Keppel Corp., which has already eliminated more than a quarter of its workforce this year, said “painful measures” and job cuts will continue as profit at the world’s biggest oil-rig builder drops.
Senior managers at the Singapore-based company have taken a cut in their monthly pay and directors will propose lower fees, Keppel said in a stock exchange statement Thursday. Keppel, which also builds properties, slashed workforce at its offshore and marine business by 26 percent, or about 8,000 jobs, in the nine months through September.
Oil-rig makers like Keppel and its closest rival Sembcorp Marine Ltd. and shipbuilders have fired thousands of workers in the past two years and are planning more cuts amid weak demand for equipment to explore and transport oil. Companies in the oil and natural gas sector have cut more than 350,000 jobs since crude prices started to fall in 2014 and explorers reduced hundreds of billions of dollars in investment to weather the rout.
“Given that our expectations are that the market is going to be slow for the foreseeable future, we have to continue to rightsize,” Keppel Chief Executive Officer Loh Chin Hua said Thursday. “We have been relying on natural attrition until now. So going forward, we have to look at ending contracts a bit earlier and possibly look at retrenchment.”
For a story on job losses at Singapore’s oil & gas sector, click here.
Shares of Keppel fell as much as 2.9 percent to S$5.28 in Singapore, the biggest intraday decline in three weeks. The stock has fallen 19 percent this year, the second-worst performer on the 30-member Straits Times Index.
“While higher oil prices have helped share prices in the recent weeks, we reiterate the fact that shipyards are the last beneficiary in an oil boom cycle,” UOB-Kay Hian Pte. analyst Foo Zhi Wei wrote in a note Friday. “The oversupply in the rig sector will not clear until 2020 at the earliest, and the offshore and marine business will suffer low contract wins in between.”
Keppel Thursday reported third-quarter net income dropped 38 percent from a year earlier to S$224.5 million ($161 million), mainly because of the difficulties at its offshore and marine sector.
Profit at the real-estate business of Keppel jumped 23 percent to S$157 million, according to its statement. The offshore marine unit’s net income tumbled 93 percent to S$11 million.
Excess Supply
Keppel is looking at cutting yard capacity by mothballing some facilities, Keppel Offshore & Marine CEO Chow Yew Yuen said in a post-earnings webcast Thursday. The company is on track to deliver four more projects in the current quarter and Keppel received no deferment requests last quarter, he said.
“We believe prospects of new mobile offshore drilling unit orders are unlikely to materialize unless excess supply in the market has been sufficiently absorbed,” Royston Tan, a Singapore-based analyst at Daiwa Capital Markets, wrote in a report Thursday.

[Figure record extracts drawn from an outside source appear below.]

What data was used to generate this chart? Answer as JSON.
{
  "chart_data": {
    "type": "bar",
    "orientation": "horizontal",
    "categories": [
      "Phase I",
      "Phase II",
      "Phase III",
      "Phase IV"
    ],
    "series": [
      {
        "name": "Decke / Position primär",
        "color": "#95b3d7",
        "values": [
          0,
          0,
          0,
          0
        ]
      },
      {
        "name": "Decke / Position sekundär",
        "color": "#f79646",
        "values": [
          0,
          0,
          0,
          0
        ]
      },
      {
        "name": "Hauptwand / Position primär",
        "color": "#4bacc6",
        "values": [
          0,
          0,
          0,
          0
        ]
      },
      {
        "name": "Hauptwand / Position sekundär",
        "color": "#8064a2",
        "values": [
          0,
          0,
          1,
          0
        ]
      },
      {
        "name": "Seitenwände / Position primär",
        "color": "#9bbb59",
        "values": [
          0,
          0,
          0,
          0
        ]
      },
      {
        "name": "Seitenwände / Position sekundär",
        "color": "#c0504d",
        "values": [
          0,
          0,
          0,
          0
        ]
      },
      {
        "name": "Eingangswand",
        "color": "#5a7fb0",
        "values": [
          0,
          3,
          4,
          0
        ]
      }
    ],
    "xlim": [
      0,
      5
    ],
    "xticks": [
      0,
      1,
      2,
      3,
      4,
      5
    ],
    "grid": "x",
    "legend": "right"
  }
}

Keppel has also been hit by non-payment by one of its biggest clients, Sete Brasil Participacoes SA, which filed for bankruptcy protection in April. A provision of S$230 million it made earlier is “adequate,” Keppel said Thursday.
Demand in the offshore and marine market will remain tepid despite a recovery in oil to above $50 a barrel because of oversupply, Loh said.
“Rightsizing of our offshore and marine business will continue as we prepare for an extended period of weaker demand for new oil rigs,” Loh said. “Our aim has always been to emerge from this downturn stronger.”